In fact, if I accept your exact definition exclusively, it doesn’t change any of my statements about the matter of collusion.
That reminds me of a quote from computer scientist Donald Knuth: “premature optimization is the root of all evil.”
I particularly like nick’s new hampshire graph with a whole degree warming suddenly applied a few years ago. Their actual temps were obviously not cooperating.
The reality with the temperature adjustments(particularly due to the satellite measurements) is that the warmest may be admitting that they have gone as as they can fudging the computer models to provide the appearance of legitimacy. So instead of forcing the models to match reality(20 year pause) which would require reducing the efffect of increasing CO2 on temperature, they have inverted the argument by fudging the temperature record to match the models.
The media continues to spout the ridiculous propaganda strewn by the politicians and church of climatology. If even someone simple as I can see the grand fabric of misdirection, I fear that John Q Public has not the time nor inclination to delve into the staggering morass of half truth and intentionally confusing argument that keeps it alive.
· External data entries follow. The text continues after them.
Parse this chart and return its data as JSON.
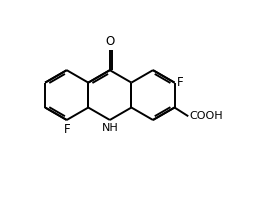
{
  "bg_color": "#ffffff",
  "line_color": "#000000",
  "line_width": 1.4,
  "font_size": 8.5,
  "bl": 0.95,
  "doff": 0.09,
  "xlim": [
    0,
    9
  ],
  "ylim": [
    0,
    7.5
  ]
}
The child will never see the King to remark on his state of dress. The King is surrounded constantly by powerful sycophants and an army of willing conspirators including to a distressing degree our supposed watchdogs. So deep as to utterly prevent it.
The motivations of these people, power, money, power, influence, power are all too familiar and their methods all too effective.
Keep at it you brave soldiers of the enlightenment. Truth should be spoken. The key is to get the worm to turn. This “adjustment ” fiasco may be enough to do it, as it is simple and easy to explain enough to get the lap dogs to turn on their masters. But only if you can get enough sunlight on it before they corrupt the satellite data as well.